Alone. For the first time in my 60 years. My stomach knotted.
My husband had died five weeks before, my children were grown and the home we’d lived in bore a “For Sale” sign. I was moving from the only life I had known for the past 40 years.
In my hands lay an open Bible. These words from Isaiah 41:10 stood out clearly: “So do not fear, for I am with you; do not be dismayed, for I am your God.”
But I was afraid. I was dismayed. My world had been shaken to the core. I felt so scattered, I didn’t know who I was anymore.
Yet because of my long years of walking with God, I knew he would see me through my uncertain present and future as he had in the past. I wasn’t alone.

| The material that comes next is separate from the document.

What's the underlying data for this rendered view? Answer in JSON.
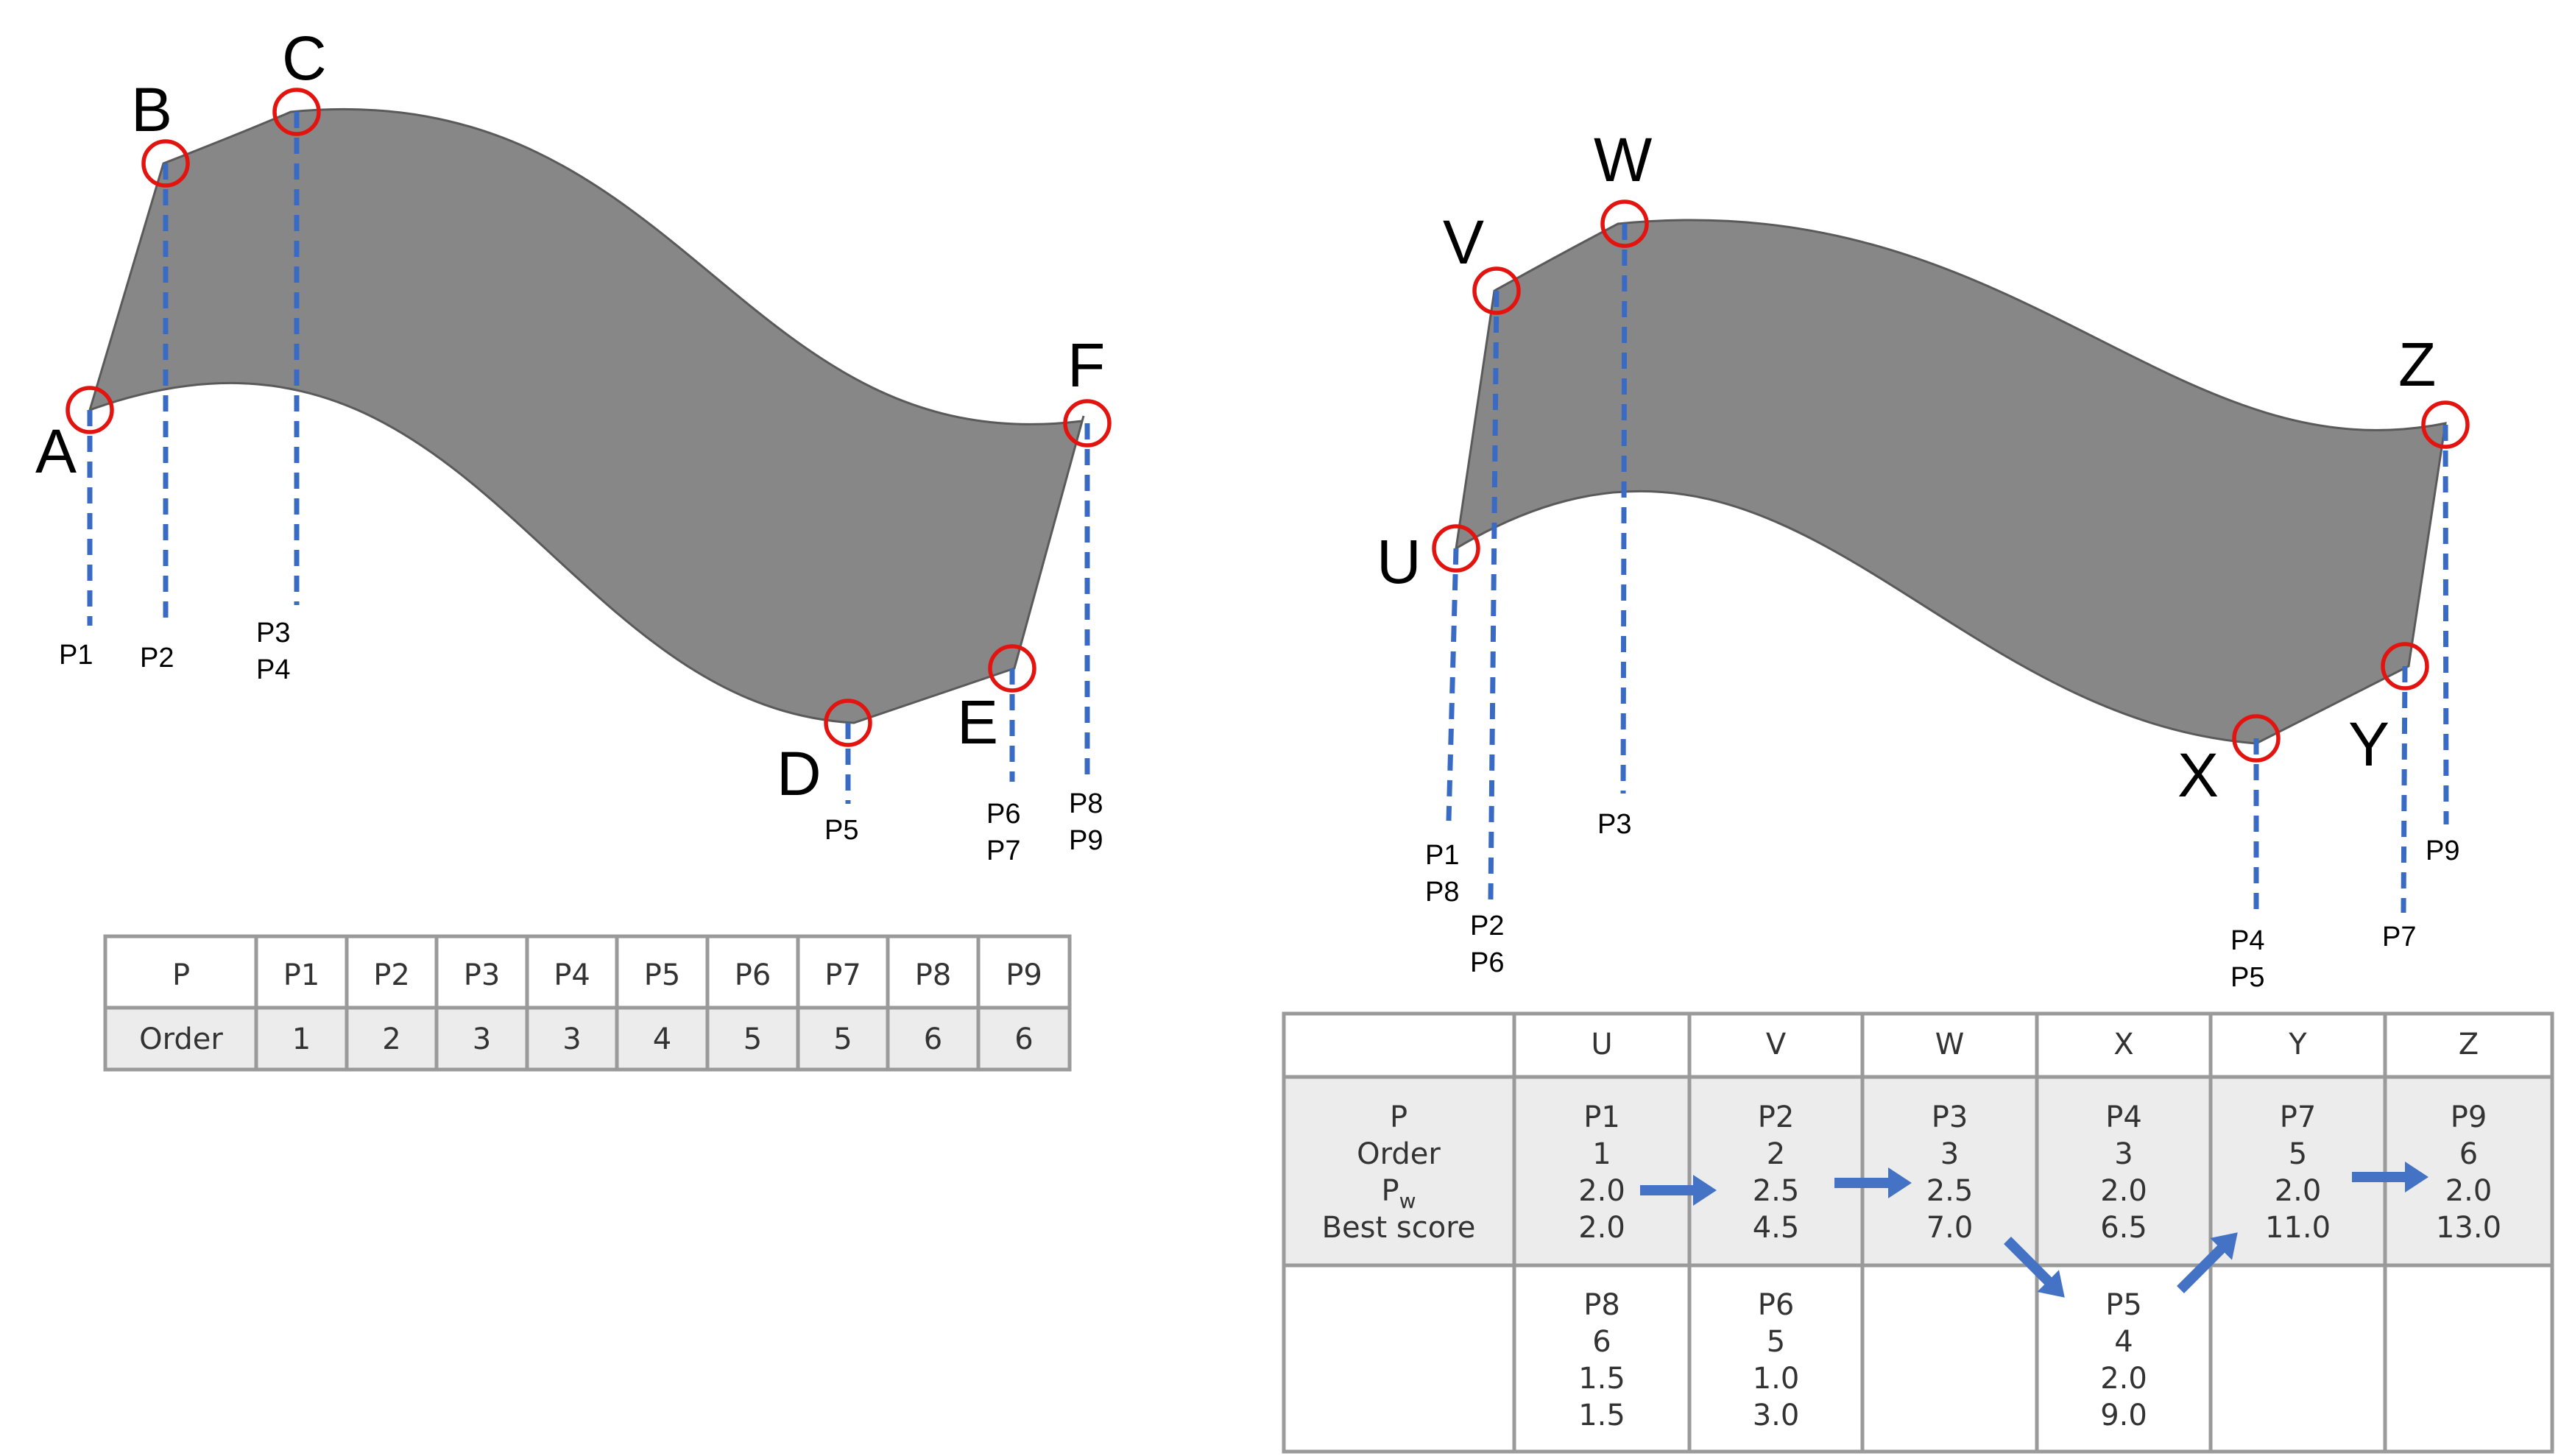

Max Lucado says, “We cannot go where God is not. Look over your shoulder; that’s God following you. Look into the storm. That’s Christ coming towards you.”
“He will cover you with his feathers, and under his wings you will find refuge” (Psalm 91:4). Imagine that. God doesn’t send someone else. The creator of the entire universe is involved in a personal way with those of us in grief.

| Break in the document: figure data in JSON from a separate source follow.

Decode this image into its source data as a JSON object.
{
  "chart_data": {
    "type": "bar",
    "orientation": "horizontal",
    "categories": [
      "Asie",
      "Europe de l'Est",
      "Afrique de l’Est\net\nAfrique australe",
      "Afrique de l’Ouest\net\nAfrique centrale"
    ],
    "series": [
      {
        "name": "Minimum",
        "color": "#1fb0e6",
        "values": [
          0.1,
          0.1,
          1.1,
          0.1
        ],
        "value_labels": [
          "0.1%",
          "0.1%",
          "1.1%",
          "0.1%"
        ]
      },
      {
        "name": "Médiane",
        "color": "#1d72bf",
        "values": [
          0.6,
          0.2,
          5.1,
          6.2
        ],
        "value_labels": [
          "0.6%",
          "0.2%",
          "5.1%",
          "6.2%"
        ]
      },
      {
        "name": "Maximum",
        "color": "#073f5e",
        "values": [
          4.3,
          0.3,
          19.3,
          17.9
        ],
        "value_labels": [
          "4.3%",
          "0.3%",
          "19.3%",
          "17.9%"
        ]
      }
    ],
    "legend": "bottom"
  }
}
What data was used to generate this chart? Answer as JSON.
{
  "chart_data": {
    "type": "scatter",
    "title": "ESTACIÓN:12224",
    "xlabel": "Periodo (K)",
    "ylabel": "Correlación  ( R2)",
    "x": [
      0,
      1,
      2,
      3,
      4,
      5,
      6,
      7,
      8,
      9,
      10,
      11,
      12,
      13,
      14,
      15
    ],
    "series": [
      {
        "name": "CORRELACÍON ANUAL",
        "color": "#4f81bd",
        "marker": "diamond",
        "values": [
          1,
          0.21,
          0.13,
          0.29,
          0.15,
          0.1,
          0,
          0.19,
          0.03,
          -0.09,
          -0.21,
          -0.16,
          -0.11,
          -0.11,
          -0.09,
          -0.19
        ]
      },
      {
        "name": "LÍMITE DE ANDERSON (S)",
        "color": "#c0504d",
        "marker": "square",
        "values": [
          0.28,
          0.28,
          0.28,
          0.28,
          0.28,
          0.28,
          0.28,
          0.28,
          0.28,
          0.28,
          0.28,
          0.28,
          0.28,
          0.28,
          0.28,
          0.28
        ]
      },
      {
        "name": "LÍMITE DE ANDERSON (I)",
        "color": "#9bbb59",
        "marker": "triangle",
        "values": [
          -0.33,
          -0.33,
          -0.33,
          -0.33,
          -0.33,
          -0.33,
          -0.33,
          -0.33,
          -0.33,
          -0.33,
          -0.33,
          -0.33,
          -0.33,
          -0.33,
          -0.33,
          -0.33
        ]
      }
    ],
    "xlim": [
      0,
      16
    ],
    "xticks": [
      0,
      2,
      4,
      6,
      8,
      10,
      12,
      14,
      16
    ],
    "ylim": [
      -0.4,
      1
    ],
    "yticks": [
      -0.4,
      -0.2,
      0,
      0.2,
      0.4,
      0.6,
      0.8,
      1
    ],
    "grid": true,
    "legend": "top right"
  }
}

Because of him, we survive—even our worst times during grief.
No. Could it be we don’t just survive, but we thrive in the care of God’s gentle love and compassion for us in our suffering? In Isaiah 41:15, God told his people that he would make them into a “threshing sledge, new and sharp.” We are broken and wounded. Yet when we are down, God picks us up. When we are sad, the tears he created for us to shed soften our sorrow.
Why would God do this for us?
Isaiah 40:11 tells us that the Lord “tends his flock like a shepherd.” Lambs, by their very nature, are prone to panic, as we are. And their shepherd is the most effective one to calm them down. God’s tender heart toward us is revealed in Isaiah’s next words: “He gathers the lambs in his arms and carries them close to his heart.” All the way to the other side of our grief and beyond. What a treasure in the midst of a heart-wrenching loss!
In what ways does God calm your fears in regard to grief?